The Male Contraceptive Pill: What Are They Waiting For?
Contraceptives have been with us for at least 4,000 years. Records dating to 1850 BCE show Egyptian women used acacia gum, honey, lint and even crocodile dung to prevent pregnancy. Apart from condoms and the more recent invention of vasectomies, the burden of contraception to prevent the pitter-patter of little unplanned feet has mostly fallen on women. They use birth control pills, vaginal rings, diaphragms, IUDs, and the list goes on.
But what about a male contraceptive? The infamous female contraceptive pill has been around for more than 50 years. Where's the male version?
The male contraceptive and testosterone
The search for a daily pill that would make men temporarily incapable of getting a woman pregnant would undoubtedly be welcome. Studies show that 57 percent of men in short-term relationships would use it, as would a whopping 65 percent of men in long-term relationships. (Although, fellas, more than half of the women surveyed on the subject said they wouldn't trust their male partner to take his pill every day, so consider that tidbit.)
But even if we could guarantee that the meds would be taken faithfully, there are some other stumbling blocks when it comes to male contraceptive pills. One tricky part about creating a pill that prevents sperm from being manufactured or connecting with an egg is good old testosterone.
Testosterone is, of course, the "male hormone" and a key component in sperm creation and a host of other functions in the male body. While blocking a man's testosterone production would indeed cause his testicles to stop making sperm, it would also inhibit his sexual function and potentially cause other side effects as well, including acne, weight gain, mood swings and a lowered libido.
Threading the needle between making a pill that can stop or curtail sperm production while leaving the rest of a man's sexual response intact had proved impossible until fairly recently.
News from the academic world
Researchers from the University of Washington began trials in 2018 on a pill that could be taken once a day and would affect men's hormones by curtailing sperm production without causing profound side effects. For 28 days, the drug, called 11-beta-MNTDC, was given to a group of 30 men alongside an additional group of men who were given a placebo.
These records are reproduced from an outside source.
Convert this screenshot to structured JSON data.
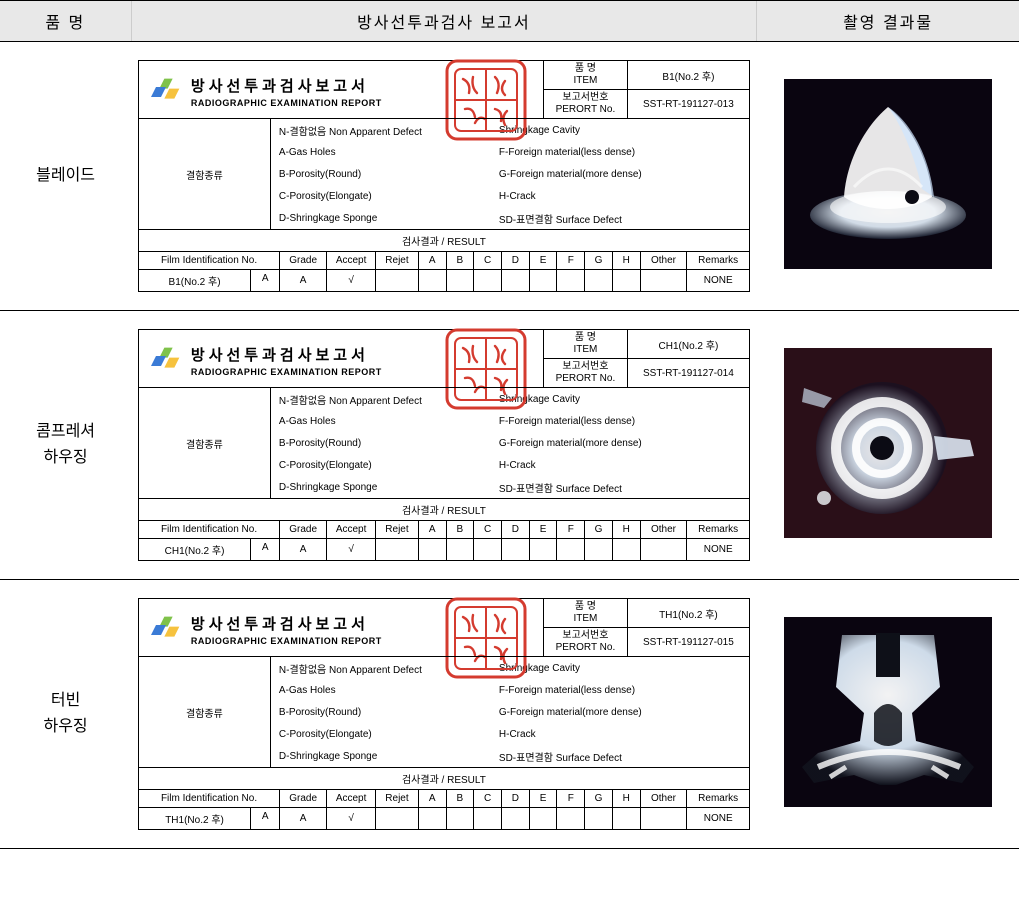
{
  "colors": {
    "header_bg": "#e8e8e8",
    "border": "#000000",
    "stamp": "#d43b2f",
    "logo_blue": "#3b7bd6",
    "logo_green": "#7fc24a",
    "logo_yellow": "#f6c23e",
    "xray_bg": "#0a0510",
    "xray_light": "#e8f4ff"
  },
  "headers": {
    "name": "품 명",
    "report": "방사선투과검사 보고서",
    "image": "촬영 결과물"
  },
  "report_title_ko": "방사선투과검사보고서",
  "report_title_en": "RADIOGRAPHIC EXAMINATION REPORT",
  "meta_labels": {
    "item_ko": "품 명",
    "item_en": "ITEM",
    "no_ko": "보고서번호",
    "no_en": "PERORT No."
  },
  "defects_label": "결함종류",
  "defects_left": [
    "N-결함없음 Non Apparent Defect",
    "A-Gas Holes",
    "B-Porosity(Round)",
    "C-Porosity(Elongate)",
    "D-Shringkage Sponge"
  ],
  "defects_right": [
    "Shringkage Cavity",
    "F-Foreign material(less dense)",
    "G-Foreign material(more dense)",
    "H-Crack",
    "SD-표면결함 Surface Defect"
  ],
  "result_header": "검사결과 / RESULT",
  "result_cols": {
    "film": "Film Identification No.",
    "grade": "Grade",
    "accept": "Accept",
    "rejet": "Rejet",
    "a": "A",
    "b": "B",
    "c": "C",
    "d": "D",
    "e": "E",
    "f": "F",
    "g": "G",
    "h": "H",
    "other": "Other",
    "remarks": "Remarks"
  },
  "rows": [
    {
      "name": "블레이드",
      "item": "B1(No.2 후)",
      "report_no": "SST-RT-191127-013",
      "film_id": "B1(No.2 후)",
      "film_sub": "A",
      "grade": "A",
      "accept": "√",
      "rejet": "",
      "vals": {
        "a": "",
        "b": "",
        "c": "",
        "d": "",
        "e": "",
        "f": "",
        "g": "",
        "h": "",
        "other": ""
      },
      "remarks": "NONE",
      "xray_type": "blade"
    },
    {
      "name": "콤프레셔\n하우징",
      "item": "CH1(No.2 후)",
      "report_no": "SST-RT-191127-014",
      "film_id": "CH1(No.2 후)",
      "film_sub": "A",
      "grade": "A",
      "accept": "√",
      "rejet": "",
      "vals": {
        "a": "",
        "b": "",
        "c": "",
        "d": "",
        "e": "",
        "f": "",
        "g": "",
        "h": "",
        "other": ""
      },
      "remarks": "NONE",
      "xray_type": "compressor"
    },
    {
      "name": "터빈\n하우징",
      "item": "TH1(No.2 후)",
      "report_no": "SST-RT-191127-015",
      "film_id": "TH1(No.2 후)",
      "film_sub": "A",
      "grade": "A",
      "accept": "√",
      "rejet": "",
      "vals": {
        "a": "",
        "b": "",
        "c": "",
        "d": "",
        "e": "",
        "f": "",
        "g": "",
        "h": "",
        "other": ""
      },
      "remarks": "NONE",
      "xray_type": "turbine"
    }
  ]
}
Among the men who were given the active drug, levels of testosterone and other hormones specific to the production of sperm dropped dramatically in comparison to the men in the control group. What's more, once the trial ended, the men's testosterone returned to normal levels.
The side effects for the men on the actual drug were mild and minimal, with five men reporting a moderately decreased sex drive and two reporting mild erectile dysfunction. However, none of them had sufficient difficulties that prevented them from having sex, and none were affected profoundly enough to prompt them to stop taking the pill.
A second study published in 2019 involved an experimental gel-based male contraceptive that 100 men were asked to apply to their back and shoulders on a daily basis.
The gel contained progestin, which blocks the natural production of testosterone in the testicles, thus preventing sperm manufacture. But at the same time, the gel also delivered replacement testosterone, theoretically ensuring that men's sex drive and other hormonal functions continue to operate normally.
The results were sufficiently positive to prompt the researchers to move the study into its next phase.
While there may yet be some work to be done before there's a male contraceptive pill coming to your local pharmacy, it appears that medical research into the subject is finding some success. And judging by the attention these and other studies have garnered recently, laying the groundwork for public buy-in is also well in hand.
Look forward to a day sometime soon when men will join women in responsibly taking their daily pill to prevent unwanted pregnancy.